Mayor Zohran Mamdani and “tenant czar” Cea Weaver just won’t quit their drive to “socialize” city housing via central control of rent-regulated apartment buildings.
The idea is to interfere with private-sector sales to steer ownership to politically connected nonprofits, as if that would miraculously fix the finances that have these buildings in distress.
The duo was stymied in January when they tried to halt the sale of a portfolio of rent-regulated apartments and steer ownership to a favored “community based” housing outfit.
Their bizarre logic: Since expanded rent regulation (fought for by Weaver and backed by Mamdani) prevents owners from recouping the cost of property upgrades by raising the rent, driving the buildings into bankruptcy, they insist new private owners also couldn’t make the finances work — but somehow a nonprofit could.
The courts tossed that first effort, but now Mamdani has a new target.
Emerald Equity Group bought a portfolio of rental buildings in Harlem in 2016 for $350 million, aiming to improve units’ conditions through rent increases.
But the state passed the Housing Stability & Tenant Protection Act in 2019, undoing Emerald’s strategy.
So now the buildings are virtually worthless: The rent rolls won’t cover expenses or repairs and permitted rent rises are less than the rate of inflation.

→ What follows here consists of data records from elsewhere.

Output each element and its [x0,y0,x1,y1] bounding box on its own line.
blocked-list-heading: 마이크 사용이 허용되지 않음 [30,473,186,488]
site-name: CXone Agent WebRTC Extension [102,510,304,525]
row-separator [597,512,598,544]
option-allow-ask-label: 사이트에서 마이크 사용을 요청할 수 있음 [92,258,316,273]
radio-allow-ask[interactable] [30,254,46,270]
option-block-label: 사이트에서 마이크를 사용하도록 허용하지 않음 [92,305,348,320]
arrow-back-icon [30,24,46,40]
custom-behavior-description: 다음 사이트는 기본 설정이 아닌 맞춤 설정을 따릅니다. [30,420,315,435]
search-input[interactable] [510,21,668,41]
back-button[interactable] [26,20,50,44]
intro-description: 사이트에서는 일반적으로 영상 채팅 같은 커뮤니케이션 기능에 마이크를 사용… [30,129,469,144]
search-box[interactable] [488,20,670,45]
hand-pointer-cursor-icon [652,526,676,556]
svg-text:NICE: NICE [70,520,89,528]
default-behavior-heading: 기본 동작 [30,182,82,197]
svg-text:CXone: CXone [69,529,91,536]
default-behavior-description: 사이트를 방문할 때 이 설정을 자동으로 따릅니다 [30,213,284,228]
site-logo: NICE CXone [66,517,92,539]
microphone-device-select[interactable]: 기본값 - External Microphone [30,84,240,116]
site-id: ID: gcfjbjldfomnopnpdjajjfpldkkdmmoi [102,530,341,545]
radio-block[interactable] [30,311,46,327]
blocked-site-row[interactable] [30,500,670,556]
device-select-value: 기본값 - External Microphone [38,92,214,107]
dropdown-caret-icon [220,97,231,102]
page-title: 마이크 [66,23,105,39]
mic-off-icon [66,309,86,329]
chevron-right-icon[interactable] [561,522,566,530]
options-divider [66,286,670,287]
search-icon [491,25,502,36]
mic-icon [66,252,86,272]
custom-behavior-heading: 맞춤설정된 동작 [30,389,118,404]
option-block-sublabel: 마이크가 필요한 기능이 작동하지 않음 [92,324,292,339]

The Mamdani plan is to turn these units into “social housing,” either owned by the city or by city-funded agencies that will magically be more able to rehab the rundown units.
Proof to the contrary: New York already owns 190,000 rental units in desperate need of repair, but the City Housing Authority NYCHA is $80 billion short of what it needs to save this public-housing stock.
Why trust city government to take on more debt and more rundown apartments, or to select new NYCHA-lite outfits to work miracles that NYCHA can’t?
Mamdani and Cea Weaver literally created the disaster that they claim their approach will fix.
Yet the only realistic solution (no fairy dust needed!) is to undo the disastrous legislation that’s killing the city’s rent-regulated housing stock.